I've heard most of this nonsense before, and it flies in the face of all the evidence, and all the history. Johnathan Parshel did this with both the battles of Guadalcanal, and the Battle of Midway. In the Midway book he showed that the accepted view, that the bombers hit the Japanese carriers five minutes before they would have launched their own attack against the Americans is nonsense. He had to dive into the procedure manuals, construction records for the Japanese ships, Standard Operating Procedure manuals, and he was able to show it did not happen that way.
I'll give you a hint. It took an hour to move the airplanes from the hanger deck to the flight deck to prepare them for launch. While these planes are on the flight deck, with a straight deck carrier, you can't land anything. So the fighters that were recorded as landing to be rearmed, and refueled and sent back aloft would have caused a massive crash and destruction as they landed into parked aircraft. Carriers in that era could launch aircraft, or recover aircraft. They could not do both at once.
The movie Battle of Midway has the pilot claiming that bombs were on the decks. Plainly visible in other words. Again, virtually impossible. The elevators for the munitions did not rise to the carrier flight decks, only as far as the hanger decks. And while the planes were being rearmed, they would have prevented the staging and launching of fighters to fight the waves of American planes. So rearming them on the deck was not happening.
Why did the Japanese Carriers go up so fast? In short, Damage Control policy and procedures.
All of this was referenced and demonstrated and any reader who doubted the conclusion could go to the archives and see for themselves. Yes, it changes the way we view an event decades later, but it does so by questioning every assumption, and belief. It just doesn't discount them, the author went and checked the facts.
Ralph writing a handful of quotes is absolutely just revisionist history. There was no prohibition against atomic weapons, because they did not exist before. There were no international agreements on how airplanes would be used. We had not the time as a people to really consider it.
Conflicting estimates that claim this many casualties, or that man, is normal. Everyone has an opinion, and reasons for it. But make no mistake, the Japanese were not ready to surrender. The Emporer was nearly killed when he did make the decision thanks to a Coup Attempt.

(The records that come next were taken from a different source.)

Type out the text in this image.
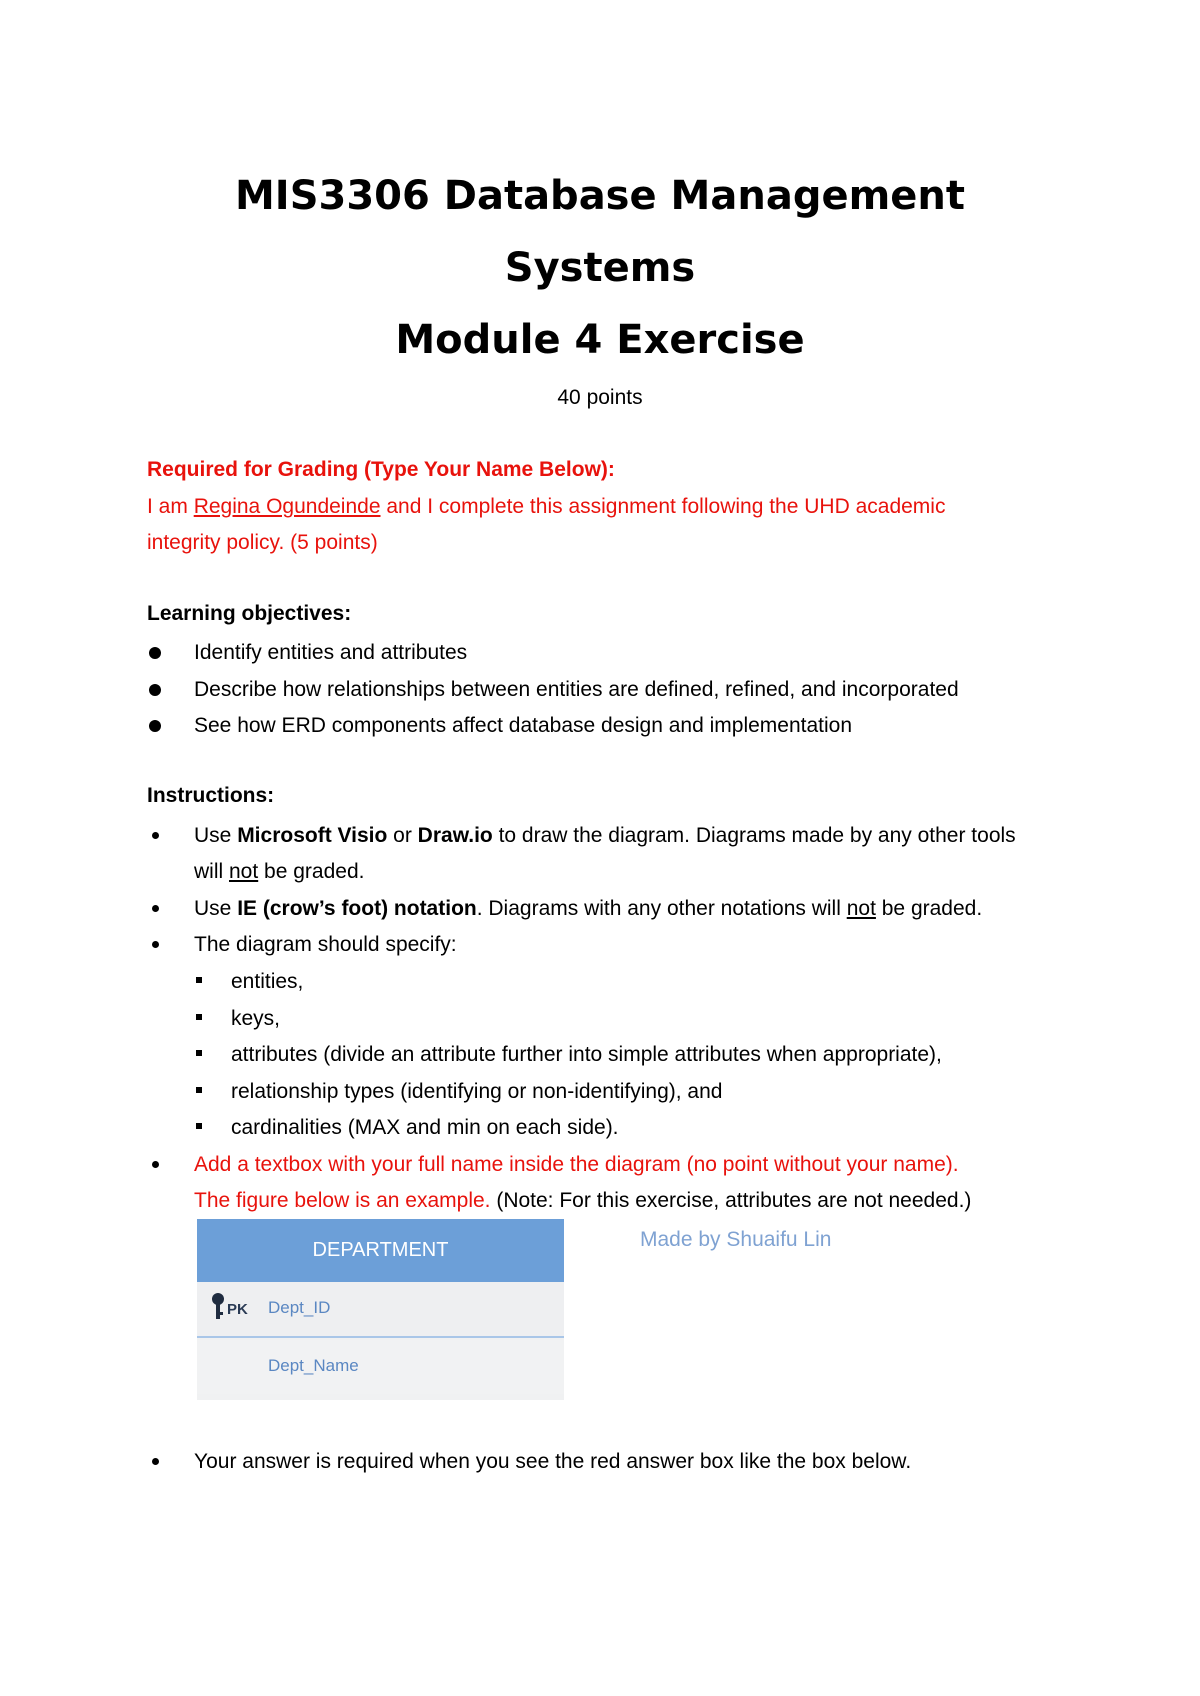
MIS3306 Database Management
Systems
Module 4 Exercise
40 points
Required for Grading (Type Your Name Below):
I am Regina Ogundeinde and I complete this assignment following the UHD academic
integrity policy. (5 points)
Learning objectives:
Identify entities and attributes
Describe how relationships between entities are defined, refined, and incorporated
See how ERD components affect database design and implementation
Instructions:
Use Microsoft Visio or Draw.io to draw the diagram. Diagrams made by any other tools
will not be graded.
Use IE (crow’s foot) notation. Diagrams with any other notations will not be graded.
The diagram should specify:
entities,
keys,
attributes (divide an attribute further into simple attributes when appropriate),
relationship types (identifying or non-identifying), and
cardinalities (MAX and min on each side).
Add a textbox with your full name inside the diagram (no point without your name).
The figure below is an example. (Note: For this exercise, attributes are not needed.)
DEPARTMENT
PK Dept_ID
Dept_Name
Made by Shuaifu Lin
Your answer is required when you see the red answer box like the box below.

Oh, they would never do that to their beloved emporer right? Guess what. Hirohito's father was locked in his chambers for his own protection after he rolled a parchment into a cylinder and peered through it like he was a pirate using a telescope. From then on all Imperial Scripts, that is to say orders, were taken to the chambers by the trusted aides, and then brought back out signed and sealed.
Hirohito knew this, saw it, and knew if he did not act exactly the way the military wanted, he would likely be subjected to the same fate, for his own protection.
Do you think these actions were faked? Even after the first bomb, the Japanese Military was not ready to surrender. It took Hirohito to personally order it, clearly, not just a suggestion or vague desire. That only took place after the second bomb. Finally the war he didn't want, was over. The chosen people were defeated.
You can't just cherry pick a few quotes and say that the rest of the information, the rest of the evidence does not matter. That's what Ralph is doing. It's history, the picture is never going to line up perfectly, but you can get it pretty clear. Ralph is ignoring everything, and trying to prove the Picture was faked. He needs a lot more than a few quotes, and he doesn't have it.